I, too, was told by my grandmother that dragonflies would sew my mouth shut if I ever told a lie, and I was a very little girl so I believed her and pestered and pestered her to tell me more. She said ” Just like a needle and thread does, they’ll sew your mouth shut quick as a wink!” I was already afraid of them and still find their flying close to me uncomfortable although I love their beauty and adore the tiny bright blue and red ones that are prettier, at least to me, than the large
dark ones. My grandmother was English and Scotch-Irish.
Yes, my people are Irish, so I assumed it was a story that originated there abouts. But one person from Romania sited the same story and assumed it was Eastern European. I guess these things have a life of their own. Thank you for reading.
I grew up on a farm in NH and thats one thing I remember the most being said to me, and I’m a white farm girl..Lol and all my friends and family were told the same story, however, my husband is from Boston and has never heard of it… And he’s Italian.. I Love dragonflies, I actually have a tattoo of one that makes up letters for my daughters name.. And her room was decorated with stencils that I made when she was a toddler..
Yes, it’s odd where these stories come from. Thanks for reading.

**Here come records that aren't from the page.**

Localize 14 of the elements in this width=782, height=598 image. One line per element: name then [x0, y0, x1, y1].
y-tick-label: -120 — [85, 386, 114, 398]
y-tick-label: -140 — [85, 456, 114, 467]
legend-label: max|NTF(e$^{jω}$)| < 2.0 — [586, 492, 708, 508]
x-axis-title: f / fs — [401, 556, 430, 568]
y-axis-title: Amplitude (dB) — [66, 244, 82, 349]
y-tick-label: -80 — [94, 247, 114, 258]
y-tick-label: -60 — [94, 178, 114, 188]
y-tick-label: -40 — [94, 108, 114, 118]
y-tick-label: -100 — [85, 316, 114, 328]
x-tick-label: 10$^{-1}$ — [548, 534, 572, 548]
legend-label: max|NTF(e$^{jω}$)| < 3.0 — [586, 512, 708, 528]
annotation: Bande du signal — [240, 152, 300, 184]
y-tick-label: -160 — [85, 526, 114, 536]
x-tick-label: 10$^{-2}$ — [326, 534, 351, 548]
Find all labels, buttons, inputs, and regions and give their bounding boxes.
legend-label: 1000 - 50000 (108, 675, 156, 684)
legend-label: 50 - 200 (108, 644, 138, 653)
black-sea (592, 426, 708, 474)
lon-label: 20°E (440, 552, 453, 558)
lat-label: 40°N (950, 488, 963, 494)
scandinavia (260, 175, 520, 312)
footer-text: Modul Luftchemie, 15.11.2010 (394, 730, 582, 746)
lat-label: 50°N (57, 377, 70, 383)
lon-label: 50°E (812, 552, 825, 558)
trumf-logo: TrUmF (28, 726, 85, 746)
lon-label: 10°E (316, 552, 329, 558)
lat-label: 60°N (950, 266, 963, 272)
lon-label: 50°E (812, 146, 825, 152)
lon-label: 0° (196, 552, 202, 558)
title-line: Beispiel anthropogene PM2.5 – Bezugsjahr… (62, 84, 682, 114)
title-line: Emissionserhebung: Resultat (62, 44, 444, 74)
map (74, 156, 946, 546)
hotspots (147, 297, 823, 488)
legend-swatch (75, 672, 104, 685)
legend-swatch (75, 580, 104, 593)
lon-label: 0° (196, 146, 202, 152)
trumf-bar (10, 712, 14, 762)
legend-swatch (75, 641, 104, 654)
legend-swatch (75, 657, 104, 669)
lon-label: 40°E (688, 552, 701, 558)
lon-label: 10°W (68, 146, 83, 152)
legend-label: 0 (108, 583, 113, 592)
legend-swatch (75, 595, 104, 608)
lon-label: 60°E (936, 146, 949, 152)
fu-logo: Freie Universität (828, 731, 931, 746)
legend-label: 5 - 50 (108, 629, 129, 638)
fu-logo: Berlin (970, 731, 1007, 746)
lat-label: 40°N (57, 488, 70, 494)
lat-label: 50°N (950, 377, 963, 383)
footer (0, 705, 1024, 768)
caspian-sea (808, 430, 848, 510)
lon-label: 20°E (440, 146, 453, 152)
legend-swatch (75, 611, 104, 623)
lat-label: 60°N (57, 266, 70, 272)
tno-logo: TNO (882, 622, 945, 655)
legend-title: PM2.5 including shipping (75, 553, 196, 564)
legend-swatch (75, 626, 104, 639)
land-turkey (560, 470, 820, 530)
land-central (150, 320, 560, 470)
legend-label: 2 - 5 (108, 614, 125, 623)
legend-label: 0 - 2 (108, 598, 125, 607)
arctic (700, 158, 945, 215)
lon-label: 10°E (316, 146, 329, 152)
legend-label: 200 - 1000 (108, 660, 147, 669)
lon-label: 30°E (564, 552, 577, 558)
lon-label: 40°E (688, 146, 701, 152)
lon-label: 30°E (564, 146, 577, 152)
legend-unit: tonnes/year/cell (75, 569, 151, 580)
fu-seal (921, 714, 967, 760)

I have heared the story with seweing mouths… 🙂
but I find dragonflies simply amazing, they look like living perfect robots to me… they are graceful, colorful, beautiful… in fact they make me smile…
Thank you for this post. John, I have great dragonflies memories…
Ela, I have met only one other person who knew the “sewing the mouth” story. Her parents were Turkish and Italian, so maybe it’s an eastern European story. But my parents are Irish and that’s where I heard it from. Despite it all, they are magnificent and beautiful
By the way, I loved the video. It made me smile.
Good. If you smiled that has made my day! 🙂
And yes, it might be an eastern European story, I am Romanian, so that’s the only explanation…
Even so I adore dragonflies and at some point in my life I was desperately trying to make photos of them, but they were so fast that I hardly managed… 🙂
That’s a powerful story, John.
Did you know that we Bones girls collect dragonflies in honor of our Mom? I’ll tell you the story someday…Jane McCaney and her girls also collect dragonflies in honor of her late grandson. It’s a strong symbol for many us, for whatever it represents. When you become aware of dragonflies, you find that, suddenly, they are EVERYWHERE!
Yeah, they are fascinating things. The shimmer…the wing-span..the flight. And yet, now, I carry this women’s story with me as a sort of counterbalance.